KURDISTAN D’IRAK: UNE QUERELLE DES DRAPEAUX ENFLAMME KHANAQIN
Un arrêté gouvernemental irakien interdisant la présence du drapeau kurde sur les bâtiments officiels de la ville de Khanaqin enflamme les esprits et envenime les conflits autour du devenir de ces régions disputés entre le gouvernement central et la Région du Kurdistan. Le 16 octobre, environ 700 manifestants kurdes ont défilé du centre ville jusqu’au siège des autorités irakiennes, brandissant des drapeaux kurdes et criant « Vive le Kurdistan ! », « Khanaqin est kurde ! ». Quant à la municipalité de la ville, elle a tout bonnement refusé d’appliquer l’arrêt signé par le Premier ministre Nouri Maliki, dont elle a eu connaissance le 11 octobre, bannissant tout drapeau kurde sur les bâtiments officiels, alors que jusqu’ici, les deux drapeaux, celui du Kurdistan et celui de l’Irak, se côtoyaient.
Khanaqin a reçu le soutien immédiat du Gouvernement régional kurde. Le 15 septembre, le président du parlement du Kurdistan, Kamal Kirkouki, a ainsi déclaré « inacceptable de violer le caractère sacré du drapeau kurde ». Sur place, les autorités municipales ont averti Bagdad que le retrait du drapeau kurde des édifices gouvernementaux serait perçu comme une « provocation » par la population et risquait de déclencher une agitation politique à Khanaquin.

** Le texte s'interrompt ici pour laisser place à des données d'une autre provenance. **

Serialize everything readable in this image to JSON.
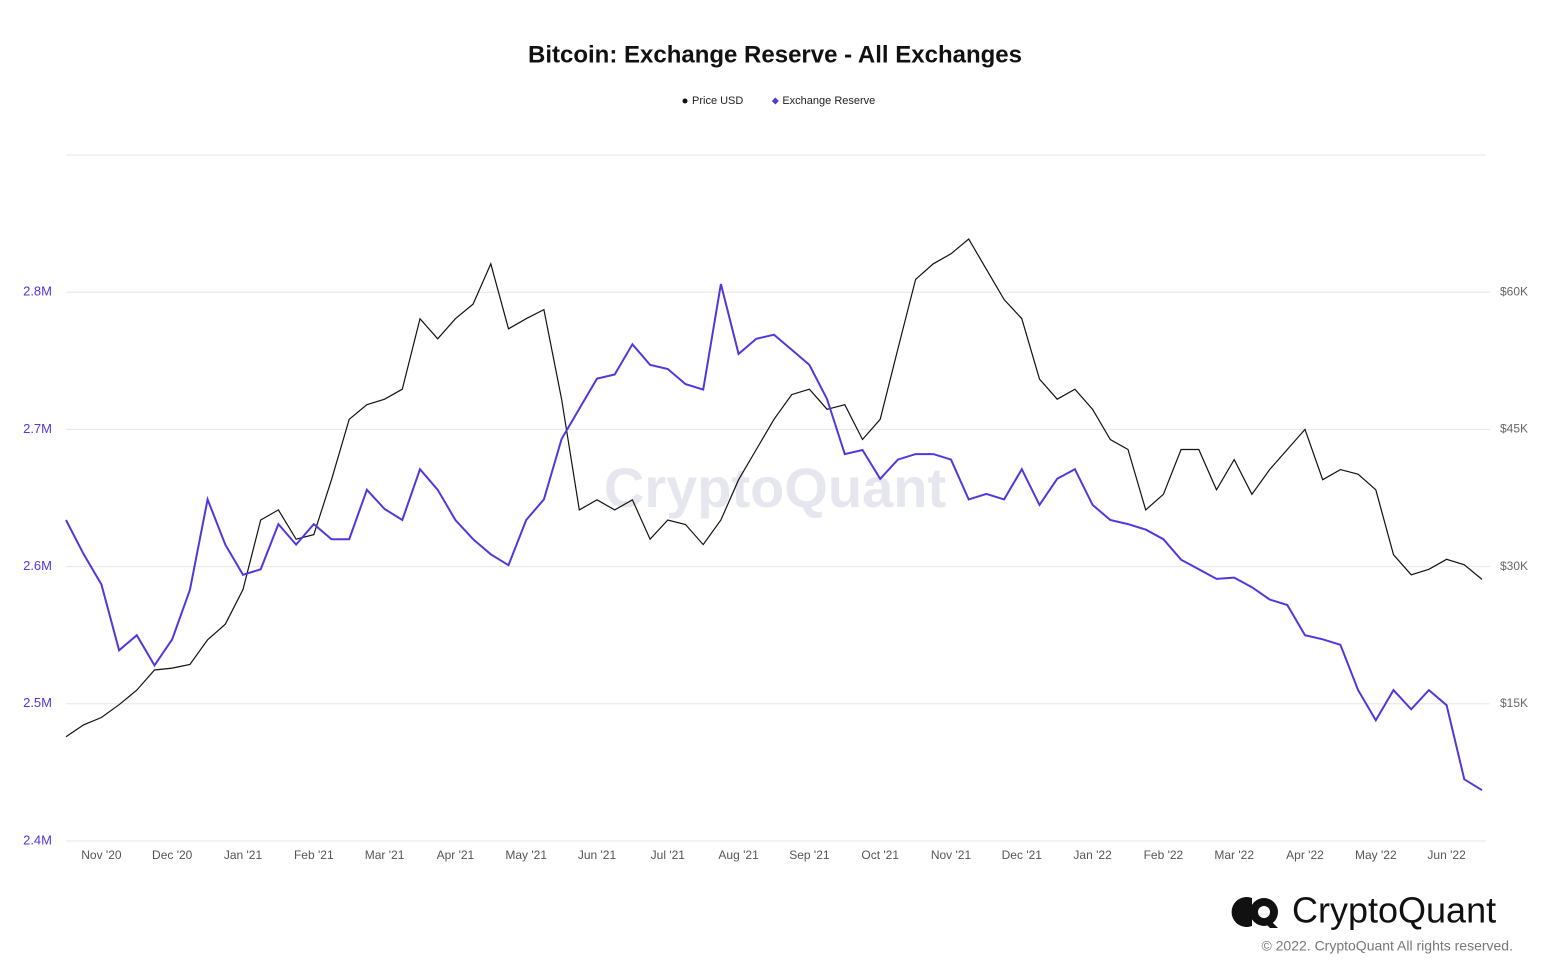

« L’affaire du drapeau » pourrait même s’étendre au-delà des frontières irakiennes puisque le Bureau des Affaires religieuses du Kurdistan a même annoncé, dans un entretien accordé au journal Aswat Al-Iraq, qu’un groupe de 1500 pèlerins kurdes avait l’intention, lors du Hajj prochain, de hisser le drapeau du Kurdistan sur le mont Arafat de La Mecque, en signe de protestation contre le gouvernement irakien.
Le 22 septembre dernier, le président de la Région du Kurdistan, Massoud Barzani, s’était rendu à Khanaqin en insistant sur son appartenance légitime au territoire kurde, alors que des unités de peshmergas y avaient été envoyés pour protéger les Kurdes de la province de la Diyala des terroristes. Cette visite avait été désapprouvée par les nationalistes arabes, hostiles au référendum prévu par l’article 140 de la constitution irakienne qui permettrait à la population vivant en dehors du GRK d’y être rattachée si elle le souhaite. 175 000 Kurdes, chiites pour la plupart, vivent dans la province de la Diyala, où ils ont longtemps souffert, sous le régime du Baath, des persécutions, à la fois en tant que Kurdes et en tant que chiites, et des campagnes d’arabisation et de déportations. En 2006, les autorités locales de Khanaqin avaient déjà réclamé le retour de la ville dans le territoire officiel du Kurdistan d’Irak.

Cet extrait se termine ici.